A la par, el país enfrenta una tormenta de violencia que no cede. En Chiapas, comunidades enteras viven entre el fuego cruzado de grupos armados y las nuevas operaciones federales. En Jalisco, jóvenes desaparecen bajo la sombra del crimen organizado, dejando un rastro de horror y desamparo. Y como si no bastara, la confesión de culpabilidad de “El Mayo” Zambada en Estados Unidos no solo exhibe décadas de complicidad entre narcotráfico y Estado, sino también anticipa una reconfiguración peligrosa en el mapa criminal.
El panorama económico tampoco ofrece respiro. La deuda crece, los déficits fiscales se acumulan y, de fondo, la captura de contrapesos institucionales preocupa a los inversionistas y a muchos ciudadanos. La narrativa oficial habla de soberanía, pero los mercados al parecer escuchan incertidumbre.

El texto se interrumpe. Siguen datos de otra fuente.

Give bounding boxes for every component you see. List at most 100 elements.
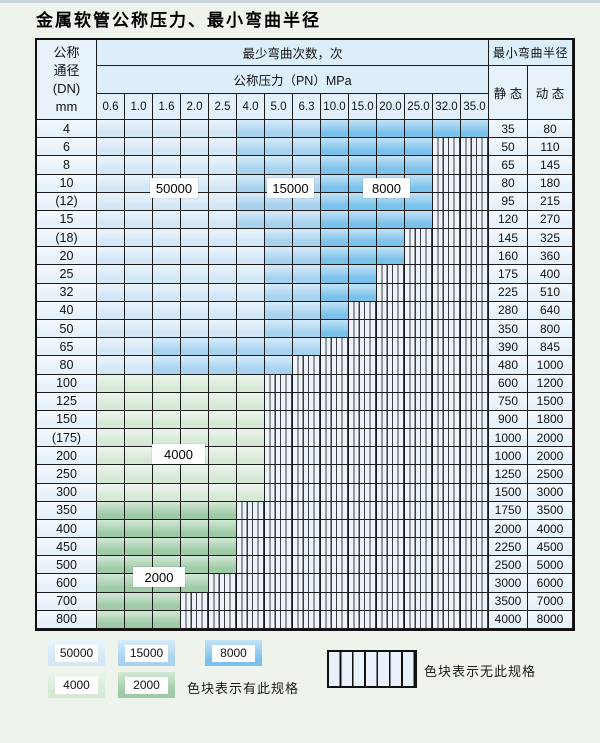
no-spec-cell: [349, 610, 377, 629]
dn-cell: 15: [37, 210, 97, 230]
cycle-zone-cell: [153, 210, 181, 230]
dn-cell: 10: [37, 174, 97, 193]
cycle-zone-cell: [237, 338, 265, 357]
static-radius-cell: 2250: [489, 538, 528, 557]
pressure-bend-table: 公称 通径 (DN) mm 最少弯曲次数，次 最小弯曲半径 公称压力（PN）MPa 静…: [35, 38, 575, 631]
cycle-zone-cell: [237, 356, 265, 375]
cycle-zone-cell: [97, 265, 125, 284]
no-spec-cell: [461, 265, 489, 284]
no-spec-cell: [433, 374, 461, 393]
static-radius-cell: 35: [489, 120, 528, 139]
static-radius-cell: 600: [489, 374, 528, 393]
no-spec-cell: [405, 410, 433, 430]
cycle-zone-cell: [209, 138, 237, 157]
no-spec-cell: [405, 574, 433, 593]
no-spec-cell: [349, 574, 377, 593]
dynamic-radius-cell: 2500: [528, 465, 573, 484]
cycle-zone-cell: [97, 156, 125, 175]
no-spec-cell: [405, 610, 433, 629]
cycle-zone-cell: [97, 138, 125, 157]
dn-cell: 600: [37, 574, 97, 593]
cycle-zone-cell: [209, 338, 237, 357]
no-spec-cell: [433, 556, 461, 575]
static-radius-cell: 95: [489, 192, 528, 211]
cycle-zone-cell: [237, 174, 265, 193]
cycle-zone-cell: [125, 120, 153, 139]
dn-header-line: mm: [55, 98, 78, 114]
cycle-zone-cell: [209, 319, 237, 339]
dynamic-radius-cell: 360: [528, 247, 573, 266]
no-spec-cell: [461, 410, 489, 430]
dynamic-radius-cell: 1200: [528, 374, 573, 393]
static-radius-cell: 350: [489, 319, 528, 339]
dynamic-radius-cell: 2000: [528, 447, 573, 466]
dn-cell: 50: [37, 319, 97, 339]
cycle-zone-cell: [209, 447, 237, 466]
static-radius-cell: 50: [489, 138, 528, 157]
cycle-zone-cell: [237, 192, 265, 211]
no-spec-cell: [321, 501, 349, 520]
cycle-zone-cell: [209, 392, 237, 411]
no-spec-cell: [377, 265, 405, 284]
dynamic-radius-cell: 110: [528, 138, 573, 157]
no-spec-cell: [293, 556, 321, 575]
pressure-tick: 35.0: [461, 94, 489, 120]
cycle-zone-cell: [209, 174, 237, 193]
no-spec-cell: [405, 556, 433, 575]
dynamic-radius-cell: 640: [528, 301, 573, 320]
no-spec-cell: [433, 229, 461, 248]
no-spec-cell: [293, 392, 321, 411]
no-spec-cell: [265, 519, 293, 539]
no-spec-cell: [433, 519, 461, 539]
no-spec-cell: [377, 556, 405, 575]
cycle-zone-cell: [181, 556, 209, 575]
dn-cell: 150: [37, 410, 97, 430]
legend-hatch-swatch: [327, 650, 417, 688]
cycle-zone-cell: [405, 192, 433, 211]
cycle-zone-cell: [321, 210, 349, 230]
cycle-zone-cell: [265, 338, 293, 357]
legend-no-spec-note: 色块表示无此规格: [424, 664, 537, 679]
no-spec-cell: [209, 610, 237, 629]
cycle-zone-cell: [153, 283, 181, 302]
cycle-zone-cell: [237, 410, 265, 430]
cycle-zone-cell: [209, 410, 237, 430]
static-radius-cell: 2500: [489, 556, 528, 575]
static-radius-cell: 4000: [489, 610, 528, 629]
no-spec-cell: [461, 519, 489, 539]
static-radius-cell: 1000: [489, 447, 528, 466]
no-spec-cell: [405, 283, 433, 302]
no-spec-cell: [321, 338, 349, 357]
pressure-tick: 4.0: [237, 94, 265, 120]
no-spec-cell: [237, 519, 265, 539]
no-spec-cell: [405, 429, 433, 448]
cycle-zone-cell: [181, 538, 209, 557]
cycle-zone-cell: [97, 610, 125, 629]
no-spec-cell: [433, 447, 461, 466]
no-spec-cell: [293, 501, 321, 520]
no-spec-cell: [265, 574, 293, 593]
dn-cell: 350: [37, 501, 97, 520]
cycle-zone-cell: [153, 301, 181, 320]
no-spec-cell: [405, 501, 433, 520]
no-spec-cell: [461, 556, 489, 575]
no-spec-cell: [321, 410, 349, 430]
cycle-zone-cell: [125, 538, 153, 557]
cycle-zone-cell: [265, 210, 293, 230]
no-spec-cell: [461, 592, 489, 611]
cycle-zone-cell: [209, 283, 237, 302]
cycle-zone-cell: [181, 465, 209, 484]
dn-cell: 450: [37, 538, 97, 557]
cycle-zone-cell: [321, 229, 349, 248]
cycle-zone-cell: [125, 610, 153, 629]
cycle-zone-cell: [97, 374, 125, 393]
cycle-zone-cell: [125, 501, 153, 520]
cycle-zone-cell: [293, 283, 321, 302]
no-spec-cell: [293, 610, 321, 629]
no-spec-cell: [461, 156, 489, 175]
no-spec-cell: [433, 319, 461, 339]
no-spec-cell: [377, 574, 405, 593]
cycle-zone-cell: [405, 174, 433, 193]
cycle-zone-cell: [265, 301, 293, 320]
cycle-zone-cell: [265, 356, 293, 375]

Mientras tanto, en el terreno internacional, México lidia con un tablero hostil. La administración de Claudia Sheinbaum enfrenta las presiones de un Donald Trump recargado en Washington, empeñado en endurecer las reglas comerciales, energéticas y migratorias. Lo que en el discurso interno se vende como “profundización de la transformación”, en el exterior se percibe como fragilidad institucional y riesgo para la inversión.
A todo esto se suma la cuenta pendiente en derechos humanos. El país sigue siendo un terreno minado por la impunidad y la violencia sistémica, las desapariciones no dan tregua, desplazamientos, ejecuciones. La promesa de colocar a las víctimas en el centro se estrella contra la realidad de instituciones debilitadas y un Estado incapaz de garantizar justicia, sobre todo por la debilidad institucional local.

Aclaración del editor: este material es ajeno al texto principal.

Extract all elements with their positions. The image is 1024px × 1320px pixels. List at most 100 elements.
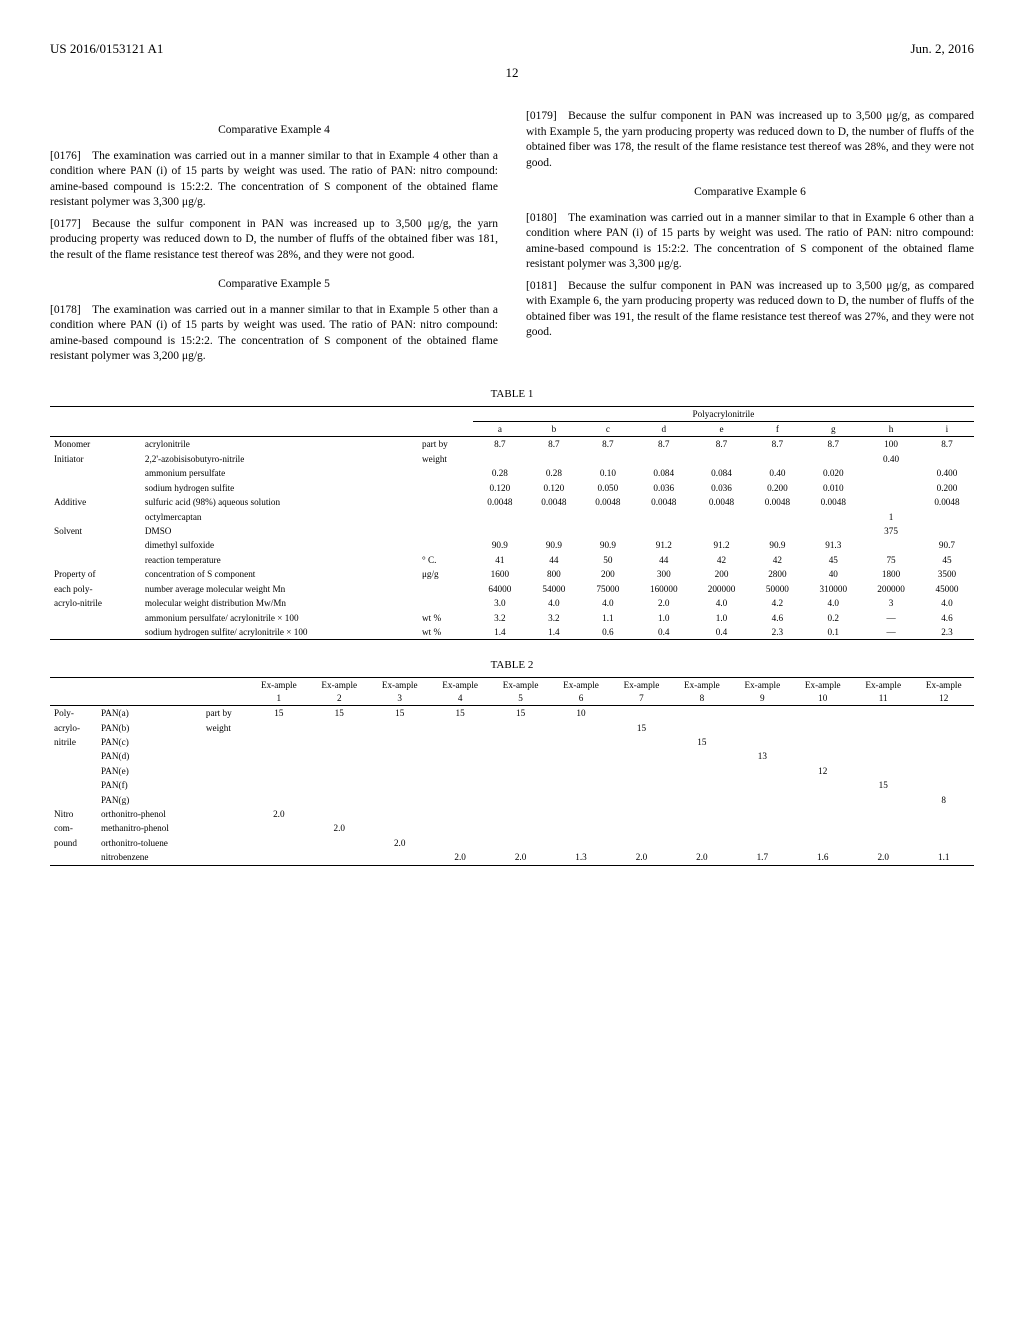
cell: 2.0 — [490, 850, 550, 865]
cell — [490, 749, 550, 763]
cell — [611, 764, 671, 778]
cell — [611, 735, 671, 749]
cell: 50 — [581, 553, 635, 567]
cell — [490, 793, 550, 807]
cell — [430, 778, 490, 792]
cell: 0.0048 — [804, 495, 862, 509]
table2-caption: TABLE 2 — [50, 658, 974, 673]
cell — [490, 807, 550, 821]
row-group: Solvent — [50, 524, 141, 538]
cell — [473, 452, 527, 466]
cell: 64000 — [473, 582, 527, 596]
row-label: ammonium persulfate/ acrylonitrile × 100 — [141, 611, 418, 625]
cell: 0.6 — [581, 625, 635, 640]
cell: 45 — [804, 553, 862, 567]
row-unit: wt % — [418, 625, 473, 640]
cell: 3 — [862, 596, 920, 610]
cell: 1.7 — [732, 850, 792, 865]
comp4-title: Comparative Example 4 — [50, 123, 498, 139]
cell: 2.0 — [853, 850, 913, 865]
cell — [430, 807, 490, 821]
row-label: PAN(b) — [97, 721, 202, 735]
cell — [732, 764, 792, 778]
cell — [249, 836, 309, 850]
cell — [527, 524, 581, 538]
cell: 41 — [473, 553, 527, 567]
para-0177: [0177] Because the sulfur component in P… — [50, 217, 498, 264]
cell: 0.010 — [804, 481, 862, 495]
para-0180: [0180] The examination was carried out i… — [526, 211, 974, 273]
cell — [490, 778, 550, 792]
cell — [249, 793, 309, 807]
para-0181: [0181] Because the sulfur component in P… — [526, 279, 974, 341]
cell: 44 — [527, 553, 581, 567]
cell: 2.0 — [430, 850, 490, 865]
cell: 0.4 — [693, 625, 751, 640]
cell — [249, 764, 309, 778]
cell — [473, 524, 527, 538]
cell — [249, 749, 309, 763]
row-group: acrylo-nitrile — [50, 596, 141, 610]
cell: 0.0048 — [750, 495, 804, 509]
cell — [369, 807, 429, 821]
cell: 3.0 — [473, 596, 527, 610]
cell: 310000 — [804, 582, 862, 596]
cell: 3500 — [920, 567, 974, 581]
cell: 0.40 — [750, 466, 804, 480]
cell: 0.0048 — [693, 495, 751, 509]
cell: 13 — [732, 749, 792, 763]
cell — [793, 749, 853, 763]
cell — [430, 721, 490, 735]
cell: 90.9 — [473, 538, 527, 552]
row-unit: weight — [202, 721, 249, 735]
cell — [635, 510, 693, 524]
col-header: Ex-ample1 — [249, 678, 309, 706]
cell — [853, 706, 913, 721]
row-group — [50, 466, 141, 480]
cell — [369, 821, 429, 835]
row-group: each poly- — [50, 582, 141, 596]
cell: 8.7 — [804, 437, 862, 452]
cell — [793, 821, 853, 835]
row-label: PAN(f) — [97, 778, 202, 792]
row-unit: ° C. — [418, 553, 473, 567]
row-group — [50, 553, 141, 567]
cell: 0.1 — [804, 625, 862, 640]
cell — [793, 793, 853, 807]
cell — [249, 721, 309, 735]
cell: 0.28 — [527, 466, 581, 480]
row-label: 2,2'-azobisisobutyro-nitrile — [141, 452, 418, 466]
cell — [913, 749, 974, 763]
row-label: dimethyl sulfoxide — [141, 538, 418, 552]
cell: 15 — [249, 706, 309, 721]
cell: 4.0 — [804, 596, 862, 610]
cell: 0.400 — [920, 466, 974, 480]
row-group: Property of — [50, 567, 141, 581]
cell: 10 — [551, 706, 611, 721]
cell — [611, 836, 671, 850]
row-unit — [418, 481, 473, 495]
cell — [551, 764, 611, 778]
cell: 15 — [490, 706, 550, 721]
cell: 8 — [913, 793, 974, 807]
cell — [853, 793, 913, 807]
cell — [551, 836, 611, 850]
cell — [853, 836, 913, 850]
cell: 15 — [309, 706, 369, 721]
row-group — [50, 850, 97, 865]
cell: 375 — [862, 524, 920, 538]
row-label: concentration of S component — [141, 567, 418, 581]
cell: 0.036 — [635, 481, 693, 495]
cell — [793, 778, 853, 792]
cell — [430, 821, 490, 835]
cell: 0.28 — [473, 466, 527, 480]
row-unit — [418, 582, 473, 596]
col-header: f — [750, 422, 804, 437]
table1: Polyacrylonitrile abcdefghi Monomeracryl… — [50, 406, 974, 641]
cell: 0.120 — [473, 481, 527, 495]
cell: 0.200 — [750, 481, 804, 495]
row-unit — [202, 821, 249, 835]
row-label: methanitro-phenol — [97, 821, 202, 835]
cell — [853, 749, 913, 763]
cell: 54000 — [527, 582, 581, 596]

Claudia Sheinbaum carga con un doble reto, gobernar un país agraviado y hacerlo bajo la sombra de los lastres políticos heredados. Las prácticas de simulación, la corrupción enquistada, la violencia desbordada y la erosión de contrapesos no empezaron con su gobierno, pero ahora son su responsabilidad. El margen de maniobra se achica y la paciencia social se agota.
En este contexto, surge la pregunta de si necesita dar un manotazo sobre la mesa. No en el sentido autoritario del golpe de fuerza, sino como gesto de autoridad política, para marcar distancia con la complacencia, romper inercias y demostrar que puede gobernar sin convertirse en rehén de los mismos vicios que prometió erradicar. La continuidad del obradorismo es su plataforma, pero la capacidad de imprimir sello propio será lo que defina su legado.
El agravio social no se disuelve con discursos ni con reformas a medias, requiere decisiones firmes, transparencia radical y voluntad política de corregir los excesos heredados. Si Sheinbaum logra traducir ese enojo colectivo en políticas que cierren brechas y fortalezcan instituciones, podrá transformar la indignación en confianza. Si no, el agravio se volverá contra ella y contra la cuarta transformación que dice encabezar.
México navega entre la protesta y la gobernabilidad, entre la necesidad de justicia y la tentación de administrar la indignación como si fuera combustible electoral. Septiembre de 2025 pasará a la historia como el mes en que quedó claro que el país ya no se mueve por esperanza, esa esperanza que surgió de su movimiento, como promesa, pero que al parecer hoy representa una herida. Y que, frente a esa herida, la presidenta tiene que decidir si será cirujana… o cómplice del malestar y rehén de los que añoran al padre fundador de su movimiento.
Como advirtió Daniel Cosío Villegas: “La crisis de México es, en el fondo, la crisis de su clase dirigente.”